The best way to maximise server uptime
The elusive goal of keeping things going
By John Edwards | Computerworld US | Published: 09:20, 11 November 2010
Look at hardware quality
Acquiring quality servers rather than cut rate boxes or blades is an obvious way to enhance long term server reliability. "There's a decided difference in the longevity of hardware as you move to midgrade or high grade servers," says Jeffrey Driscoll, director of operations at E-N Computers, an IT services provider.
Yet in the real world, budget-strapped managers often face a painful choice between meeting their server needs with low cost products or acquiring better, more reliable systems that meet established performance criteria. What to do?
Driscoll advises shopping intelligently, looking for bargains and, whenever possible, working with management to get a budget that reflects real world operational needs. It's also not a bad idea to show management the financial damage that can be caused by unreliable servers. "It's a point that can be easily proved with simple figures and projections," Driscoll says.

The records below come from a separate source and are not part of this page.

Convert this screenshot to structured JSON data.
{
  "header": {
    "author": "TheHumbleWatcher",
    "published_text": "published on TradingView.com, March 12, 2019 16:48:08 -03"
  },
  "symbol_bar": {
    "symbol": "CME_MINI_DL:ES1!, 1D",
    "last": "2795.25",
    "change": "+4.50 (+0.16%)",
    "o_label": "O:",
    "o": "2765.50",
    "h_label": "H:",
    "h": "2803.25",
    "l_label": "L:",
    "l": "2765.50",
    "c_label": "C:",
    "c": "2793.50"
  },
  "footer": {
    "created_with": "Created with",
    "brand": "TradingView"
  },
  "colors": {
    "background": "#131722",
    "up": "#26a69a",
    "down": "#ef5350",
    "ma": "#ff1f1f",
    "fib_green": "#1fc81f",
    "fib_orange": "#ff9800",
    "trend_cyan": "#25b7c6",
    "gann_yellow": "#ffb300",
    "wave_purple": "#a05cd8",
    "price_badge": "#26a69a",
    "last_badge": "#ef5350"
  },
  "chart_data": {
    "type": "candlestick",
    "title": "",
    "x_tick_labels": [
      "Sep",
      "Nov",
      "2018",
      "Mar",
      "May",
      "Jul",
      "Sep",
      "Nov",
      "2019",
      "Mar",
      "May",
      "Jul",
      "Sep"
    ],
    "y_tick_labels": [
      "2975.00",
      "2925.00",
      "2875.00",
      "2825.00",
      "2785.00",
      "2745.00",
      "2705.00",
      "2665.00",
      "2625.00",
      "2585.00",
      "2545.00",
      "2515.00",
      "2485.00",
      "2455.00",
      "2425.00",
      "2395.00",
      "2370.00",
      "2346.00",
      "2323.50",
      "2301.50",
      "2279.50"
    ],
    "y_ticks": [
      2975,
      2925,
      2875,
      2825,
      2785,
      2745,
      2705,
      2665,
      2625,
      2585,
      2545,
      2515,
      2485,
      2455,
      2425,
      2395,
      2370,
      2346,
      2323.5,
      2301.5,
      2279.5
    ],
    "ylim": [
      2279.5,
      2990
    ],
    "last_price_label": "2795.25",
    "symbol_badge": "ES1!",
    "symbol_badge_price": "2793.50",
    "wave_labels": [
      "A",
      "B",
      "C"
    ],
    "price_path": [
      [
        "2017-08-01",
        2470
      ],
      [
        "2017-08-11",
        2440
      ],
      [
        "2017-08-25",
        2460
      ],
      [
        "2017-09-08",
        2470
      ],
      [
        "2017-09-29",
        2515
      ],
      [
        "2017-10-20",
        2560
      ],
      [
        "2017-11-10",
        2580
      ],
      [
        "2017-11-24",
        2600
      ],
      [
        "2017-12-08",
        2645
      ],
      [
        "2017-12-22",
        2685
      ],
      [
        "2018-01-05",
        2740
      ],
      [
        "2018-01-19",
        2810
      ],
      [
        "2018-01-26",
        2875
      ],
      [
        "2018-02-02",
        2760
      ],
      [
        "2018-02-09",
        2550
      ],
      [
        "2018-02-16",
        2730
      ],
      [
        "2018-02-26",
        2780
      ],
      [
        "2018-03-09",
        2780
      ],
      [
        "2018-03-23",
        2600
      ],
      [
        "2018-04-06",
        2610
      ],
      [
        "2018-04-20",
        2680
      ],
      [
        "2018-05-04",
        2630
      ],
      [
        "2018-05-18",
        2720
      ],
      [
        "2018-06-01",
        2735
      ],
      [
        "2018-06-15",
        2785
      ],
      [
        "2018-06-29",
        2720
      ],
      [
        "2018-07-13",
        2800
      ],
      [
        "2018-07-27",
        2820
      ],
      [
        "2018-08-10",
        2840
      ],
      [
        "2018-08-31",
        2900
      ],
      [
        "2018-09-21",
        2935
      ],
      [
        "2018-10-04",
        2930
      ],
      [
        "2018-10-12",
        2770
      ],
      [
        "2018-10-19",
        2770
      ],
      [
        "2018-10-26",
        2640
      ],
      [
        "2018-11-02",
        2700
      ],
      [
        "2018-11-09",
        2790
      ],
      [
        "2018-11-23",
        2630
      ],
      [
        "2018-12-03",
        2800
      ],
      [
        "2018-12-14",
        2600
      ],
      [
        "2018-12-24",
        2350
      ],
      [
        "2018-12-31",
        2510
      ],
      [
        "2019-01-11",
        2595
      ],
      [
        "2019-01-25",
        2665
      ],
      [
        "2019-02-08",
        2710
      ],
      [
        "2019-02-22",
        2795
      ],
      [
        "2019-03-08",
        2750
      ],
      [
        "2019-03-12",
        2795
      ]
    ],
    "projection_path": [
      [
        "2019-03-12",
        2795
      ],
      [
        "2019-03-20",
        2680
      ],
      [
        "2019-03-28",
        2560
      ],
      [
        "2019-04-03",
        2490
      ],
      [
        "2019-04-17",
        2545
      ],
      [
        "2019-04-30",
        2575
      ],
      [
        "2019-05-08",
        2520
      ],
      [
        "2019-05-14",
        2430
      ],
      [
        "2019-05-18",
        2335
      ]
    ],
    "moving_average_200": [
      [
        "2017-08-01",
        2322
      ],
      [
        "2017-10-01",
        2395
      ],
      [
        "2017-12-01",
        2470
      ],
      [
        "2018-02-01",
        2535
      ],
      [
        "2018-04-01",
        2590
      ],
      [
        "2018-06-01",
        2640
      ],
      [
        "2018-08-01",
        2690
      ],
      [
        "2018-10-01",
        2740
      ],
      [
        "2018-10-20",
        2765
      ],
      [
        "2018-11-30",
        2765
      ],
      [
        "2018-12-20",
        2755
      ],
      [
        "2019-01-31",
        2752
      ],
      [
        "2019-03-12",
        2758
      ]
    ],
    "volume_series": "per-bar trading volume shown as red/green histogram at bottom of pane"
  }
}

Know when it's time to cut your losses
Simple common sense may be the best way of ensuring maximum server uptime without breaking the budget. "Hardware is hardware. At some point, something will break," Gabiam says. "It's important to learn from whatever happened and to be ready with a plan if it ever happens again."
Using common sense also means knowing when it's time to cut your losses and move on to something new, regardless of your replacement cycle's current stage. "If your IT staff is spending 25% of its time fighting fires and supporting out-of-date systems, who wouldn't see that as a huge waste of time?" Beddoe asks.
While maximising server uptime creates some extra work, most managers feel that the final rewards far outweigh the added exertion. "It's hard to say that any effort is wasted when it applies to uptime," Luludis says. "Anything you do can help."
Beddoe feels that striving for the most uptime almost guarantees the creation of a more reliable data centre. He contends that an "active environment", one that continually encourages staff members to identify and squelch potential problems before they can cause any damage is key to maximising uptime. "In 17 years, we have not had a major outage that has impacted our clients."